She gave a startled laugh as they both went still. Their faces were so close, they were almost touching.
“Just like that,” he said, panting. “Just push in. It’s right there.”
She looked up sharply. He was watching her, making no move to stop her. Waiting.
Her smile fell, and she stared at him in horror.
That bitterness in his eyes—she finally understood it. He had been waiting for her betrayal.
This was what held him back.
He’d known from the beginning, before the possibility had ever occurred to her, and he’d trained her anyway.
She didn’t need a book or Crowther to tell her what the expression on his face meant. She could feel it.
His hand was warm against her throat, and his thumb ran slowly along the scar below her jaw.
She leaned closer, her hand sliding up from his chest to his shoulder to pull him forward and kiss him.
It was not a slow, sweet kiss. It was not a kiss caused by alcohol or insecurity.
It was born of rage, despair, and desire so hot, it threatened to burn her into oblivion.
It was possibly a kiss goodbye.
She wanted him to know. It was real. For her, it had always been real.
He froze when their lips met. She felt his hand on her shoulder and braced herself to be pushed away even as she deepened the kiss, gripping the fabric of his shirt tighter, her lips frantic.
He wavered a moment and then something broke inside him, like a dam bursting, and Helena was drowning in him.
He wrapped his arms around her and kissed her savagely.
The heat was like wildfire.
The tension, the waiting. Months of expectations. After being told this was what she was sent for, why she was wanted. All a ruse. A feint to conceal his true motive. Demanding her had been the same trick of misdirection he taught her to use to protect her memories.
A lie, until it wasn’t.
Somehow she’d shifted in his estimation, manipulated her way into becoming the very obsession he’d pretended she was. His palm pressed against the side of her neck before he slid his fingers up under the braids and anchored her in place as he kissed her, twisting so that she was under him on the floor.
Her fingers slipped beneath the collar of his shirt, following the dip of his collarbones, the curve of his neck.
She ran her fingers through his hair, wanting to lose herself completely in the nearness. Her fingernails bit into his shoulders. She could feel the scars on his back, the thrum of energy inside them.
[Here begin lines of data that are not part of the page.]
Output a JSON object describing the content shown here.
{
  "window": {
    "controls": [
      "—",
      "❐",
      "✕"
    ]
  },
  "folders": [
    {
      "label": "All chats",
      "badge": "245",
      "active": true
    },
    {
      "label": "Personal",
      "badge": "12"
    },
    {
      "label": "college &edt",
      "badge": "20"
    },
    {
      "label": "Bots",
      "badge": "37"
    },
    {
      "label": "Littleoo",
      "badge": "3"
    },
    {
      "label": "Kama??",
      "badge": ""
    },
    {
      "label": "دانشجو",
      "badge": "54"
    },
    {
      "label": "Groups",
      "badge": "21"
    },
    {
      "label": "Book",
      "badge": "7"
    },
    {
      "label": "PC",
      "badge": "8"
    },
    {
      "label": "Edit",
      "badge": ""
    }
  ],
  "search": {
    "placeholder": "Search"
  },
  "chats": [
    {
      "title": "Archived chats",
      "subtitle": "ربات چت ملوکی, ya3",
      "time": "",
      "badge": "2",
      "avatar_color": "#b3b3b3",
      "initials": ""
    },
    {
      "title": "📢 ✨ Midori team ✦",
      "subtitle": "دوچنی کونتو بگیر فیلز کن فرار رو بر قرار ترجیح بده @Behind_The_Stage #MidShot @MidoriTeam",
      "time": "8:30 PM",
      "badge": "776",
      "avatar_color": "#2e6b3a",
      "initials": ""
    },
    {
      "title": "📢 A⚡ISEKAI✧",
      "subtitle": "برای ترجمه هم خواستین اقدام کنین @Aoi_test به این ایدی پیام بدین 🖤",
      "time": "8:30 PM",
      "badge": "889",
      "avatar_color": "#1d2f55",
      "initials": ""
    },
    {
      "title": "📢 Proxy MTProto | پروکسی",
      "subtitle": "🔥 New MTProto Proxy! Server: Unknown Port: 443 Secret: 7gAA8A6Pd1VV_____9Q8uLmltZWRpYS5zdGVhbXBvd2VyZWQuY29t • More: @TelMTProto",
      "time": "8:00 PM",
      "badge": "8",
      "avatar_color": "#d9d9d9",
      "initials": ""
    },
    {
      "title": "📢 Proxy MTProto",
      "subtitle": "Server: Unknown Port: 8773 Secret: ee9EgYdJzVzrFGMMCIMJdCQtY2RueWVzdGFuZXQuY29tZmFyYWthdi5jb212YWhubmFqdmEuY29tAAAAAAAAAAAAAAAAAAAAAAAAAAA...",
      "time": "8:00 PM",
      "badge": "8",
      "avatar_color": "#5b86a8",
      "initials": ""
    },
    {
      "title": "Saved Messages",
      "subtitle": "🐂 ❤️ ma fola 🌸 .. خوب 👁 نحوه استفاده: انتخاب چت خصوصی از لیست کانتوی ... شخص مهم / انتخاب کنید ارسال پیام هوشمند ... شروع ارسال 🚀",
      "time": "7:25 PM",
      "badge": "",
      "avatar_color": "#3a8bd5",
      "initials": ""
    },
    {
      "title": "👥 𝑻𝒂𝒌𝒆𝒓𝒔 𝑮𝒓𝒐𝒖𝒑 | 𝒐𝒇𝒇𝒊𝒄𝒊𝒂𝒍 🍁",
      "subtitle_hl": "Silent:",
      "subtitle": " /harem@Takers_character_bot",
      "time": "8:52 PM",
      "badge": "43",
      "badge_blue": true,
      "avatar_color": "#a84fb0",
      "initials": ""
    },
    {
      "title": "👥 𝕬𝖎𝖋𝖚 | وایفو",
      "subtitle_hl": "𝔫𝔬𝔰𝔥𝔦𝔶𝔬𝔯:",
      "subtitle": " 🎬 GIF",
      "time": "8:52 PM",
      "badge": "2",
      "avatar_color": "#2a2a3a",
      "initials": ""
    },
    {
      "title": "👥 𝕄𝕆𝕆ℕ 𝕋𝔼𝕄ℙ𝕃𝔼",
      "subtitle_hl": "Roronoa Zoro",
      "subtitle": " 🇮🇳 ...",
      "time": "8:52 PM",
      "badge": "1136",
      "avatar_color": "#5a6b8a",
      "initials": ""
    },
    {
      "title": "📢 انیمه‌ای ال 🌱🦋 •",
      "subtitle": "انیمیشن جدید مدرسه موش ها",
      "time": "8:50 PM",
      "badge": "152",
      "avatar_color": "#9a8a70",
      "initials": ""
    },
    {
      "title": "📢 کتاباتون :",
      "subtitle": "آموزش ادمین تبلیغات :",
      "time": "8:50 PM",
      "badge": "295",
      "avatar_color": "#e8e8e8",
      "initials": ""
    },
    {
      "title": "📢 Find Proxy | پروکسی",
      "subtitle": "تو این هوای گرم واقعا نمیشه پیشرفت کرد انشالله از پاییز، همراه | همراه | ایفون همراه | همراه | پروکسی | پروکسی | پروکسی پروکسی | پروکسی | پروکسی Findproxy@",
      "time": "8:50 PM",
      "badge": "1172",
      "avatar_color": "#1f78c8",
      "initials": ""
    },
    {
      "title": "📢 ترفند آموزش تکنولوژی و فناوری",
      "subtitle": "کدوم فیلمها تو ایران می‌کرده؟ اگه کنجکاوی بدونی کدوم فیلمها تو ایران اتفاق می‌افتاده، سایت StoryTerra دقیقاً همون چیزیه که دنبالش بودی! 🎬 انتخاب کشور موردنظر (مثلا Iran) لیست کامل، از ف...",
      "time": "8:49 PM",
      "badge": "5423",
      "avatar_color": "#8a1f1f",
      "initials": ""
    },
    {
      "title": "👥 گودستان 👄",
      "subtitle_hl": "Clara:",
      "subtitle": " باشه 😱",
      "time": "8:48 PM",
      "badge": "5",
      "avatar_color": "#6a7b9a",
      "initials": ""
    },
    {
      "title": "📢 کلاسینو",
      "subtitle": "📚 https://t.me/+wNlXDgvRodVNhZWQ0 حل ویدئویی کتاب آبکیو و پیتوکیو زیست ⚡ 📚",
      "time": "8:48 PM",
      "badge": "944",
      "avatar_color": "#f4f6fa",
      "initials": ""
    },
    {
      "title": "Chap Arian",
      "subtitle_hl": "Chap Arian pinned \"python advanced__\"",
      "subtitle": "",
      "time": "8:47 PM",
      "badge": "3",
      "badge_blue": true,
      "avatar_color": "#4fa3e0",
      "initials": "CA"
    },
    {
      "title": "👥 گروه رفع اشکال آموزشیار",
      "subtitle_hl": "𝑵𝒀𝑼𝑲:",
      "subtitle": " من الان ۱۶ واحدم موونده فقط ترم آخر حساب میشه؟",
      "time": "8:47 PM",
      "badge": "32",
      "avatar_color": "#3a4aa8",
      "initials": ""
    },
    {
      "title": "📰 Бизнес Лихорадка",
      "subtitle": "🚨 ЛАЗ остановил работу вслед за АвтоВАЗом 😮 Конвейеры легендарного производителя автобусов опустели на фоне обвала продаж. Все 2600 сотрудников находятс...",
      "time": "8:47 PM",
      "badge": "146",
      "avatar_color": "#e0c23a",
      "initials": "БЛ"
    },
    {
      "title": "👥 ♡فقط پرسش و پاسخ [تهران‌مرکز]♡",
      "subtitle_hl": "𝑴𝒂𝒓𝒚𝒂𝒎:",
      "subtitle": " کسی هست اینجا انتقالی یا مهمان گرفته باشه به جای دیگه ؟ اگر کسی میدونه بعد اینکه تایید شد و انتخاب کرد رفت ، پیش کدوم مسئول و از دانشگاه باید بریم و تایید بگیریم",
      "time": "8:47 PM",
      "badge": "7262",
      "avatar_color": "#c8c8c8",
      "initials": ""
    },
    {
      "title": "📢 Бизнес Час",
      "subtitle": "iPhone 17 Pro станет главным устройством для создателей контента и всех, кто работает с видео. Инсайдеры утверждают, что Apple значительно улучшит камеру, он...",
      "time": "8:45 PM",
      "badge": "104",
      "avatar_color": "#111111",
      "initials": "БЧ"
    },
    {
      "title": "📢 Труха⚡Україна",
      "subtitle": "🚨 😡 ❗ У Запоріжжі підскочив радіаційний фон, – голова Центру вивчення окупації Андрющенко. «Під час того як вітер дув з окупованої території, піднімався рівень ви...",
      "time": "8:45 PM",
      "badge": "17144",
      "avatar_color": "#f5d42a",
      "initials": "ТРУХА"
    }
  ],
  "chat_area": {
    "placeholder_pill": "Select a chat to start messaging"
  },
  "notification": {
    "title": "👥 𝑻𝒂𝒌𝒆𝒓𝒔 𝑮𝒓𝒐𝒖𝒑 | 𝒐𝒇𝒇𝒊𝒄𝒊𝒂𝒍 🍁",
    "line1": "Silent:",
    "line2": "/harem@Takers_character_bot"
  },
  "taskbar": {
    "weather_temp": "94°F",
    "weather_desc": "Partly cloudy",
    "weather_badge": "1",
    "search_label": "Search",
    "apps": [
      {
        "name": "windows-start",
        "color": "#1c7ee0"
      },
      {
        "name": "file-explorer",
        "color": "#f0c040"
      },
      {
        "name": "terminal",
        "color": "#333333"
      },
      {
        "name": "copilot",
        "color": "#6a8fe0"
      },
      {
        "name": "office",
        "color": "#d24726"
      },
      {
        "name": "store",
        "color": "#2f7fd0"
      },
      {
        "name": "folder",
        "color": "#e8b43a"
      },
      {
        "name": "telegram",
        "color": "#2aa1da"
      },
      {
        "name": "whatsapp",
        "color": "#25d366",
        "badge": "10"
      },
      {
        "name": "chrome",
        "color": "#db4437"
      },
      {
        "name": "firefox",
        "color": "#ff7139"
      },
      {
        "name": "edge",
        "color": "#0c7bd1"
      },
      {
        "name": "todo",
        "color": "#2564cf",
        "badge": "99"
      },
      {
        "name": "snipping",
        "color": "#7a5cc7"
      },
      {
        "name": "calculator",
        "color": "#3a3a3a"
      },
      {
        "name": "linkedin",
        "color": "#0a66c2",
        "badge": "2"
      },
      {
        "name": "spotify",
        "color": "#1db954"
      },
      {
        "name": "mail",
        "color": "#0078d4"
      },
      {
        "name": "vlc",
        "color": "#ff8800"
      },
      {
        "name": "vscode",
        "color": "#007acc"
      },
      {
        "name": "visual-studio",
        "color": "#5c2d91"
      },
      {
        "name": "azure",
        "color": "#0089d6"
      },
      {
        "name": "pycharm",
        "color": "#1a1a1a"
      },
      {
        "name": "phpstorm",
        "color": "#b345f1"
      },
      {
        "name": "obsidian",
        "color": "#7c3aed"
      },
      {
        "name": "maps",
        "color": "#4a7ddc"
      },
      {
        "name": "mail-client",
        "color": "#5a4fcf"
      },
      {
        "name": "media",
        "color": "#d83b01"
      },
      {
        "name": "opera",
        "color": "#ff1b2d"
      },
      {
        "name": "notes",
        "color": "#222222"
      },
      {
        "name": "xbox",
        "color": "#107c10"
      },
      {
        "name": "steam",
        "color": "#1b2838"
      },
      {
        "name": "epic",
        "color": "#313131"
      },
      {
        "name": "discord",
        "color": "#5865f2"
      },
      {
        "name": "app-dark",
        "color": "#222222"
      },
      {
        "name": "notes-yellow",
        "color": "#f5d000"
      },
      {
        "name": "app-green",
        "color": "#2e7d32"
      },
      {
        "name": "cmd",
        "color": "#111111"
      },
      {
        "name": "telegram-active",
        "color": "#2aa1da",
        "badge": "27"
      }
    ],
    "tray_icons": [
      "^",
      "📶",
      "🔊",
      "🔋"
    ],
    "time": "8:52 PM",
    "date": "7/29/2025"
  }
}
Despite how cold he often was, a dragon was an apt sigil for the Ferrons. He kept walls of ice around himself, but there was fire in his heart.
Her shirt ripped as he tore it out of the way. She pulled him close, tight against her body until she could feel his skin on hers. She bit him without thinking. There was a hunger inside her that she couldn’t explain, a pit of want to taste and feel and hold and not be always, always empty. She wanted to curl up so tight alongside him that she vanished.
Her clothes were slipping out of the way as he ran his hands along her ribs and waist, kissing across her breasts, body pressed between her legs. Her skirts sliding up as his hand trailed along her thigh.
It happened so fast. She’d never thought it would be something soft or slow, but it was more like a collision, like breaking across each other. The rush of skin and teeth as she let herself be consumed.
He sank into her, and her heart stopped, eyes going wide. She bit down on her tongue so hard she tasted blood, her eyes squeezed shut. He paused and kissed her, his lips so searing she felt it in her bones, and she nuzzled her face against his, but it hurt.
She’d known it might hurt if not done slowly, but she was glad it did.
Certain things were meant to hurt. She’d seduced Kaine when it was abundantly clear that this was a line he had no desire to cross. She had pushed and persisted and done it anyway, because she was desperate.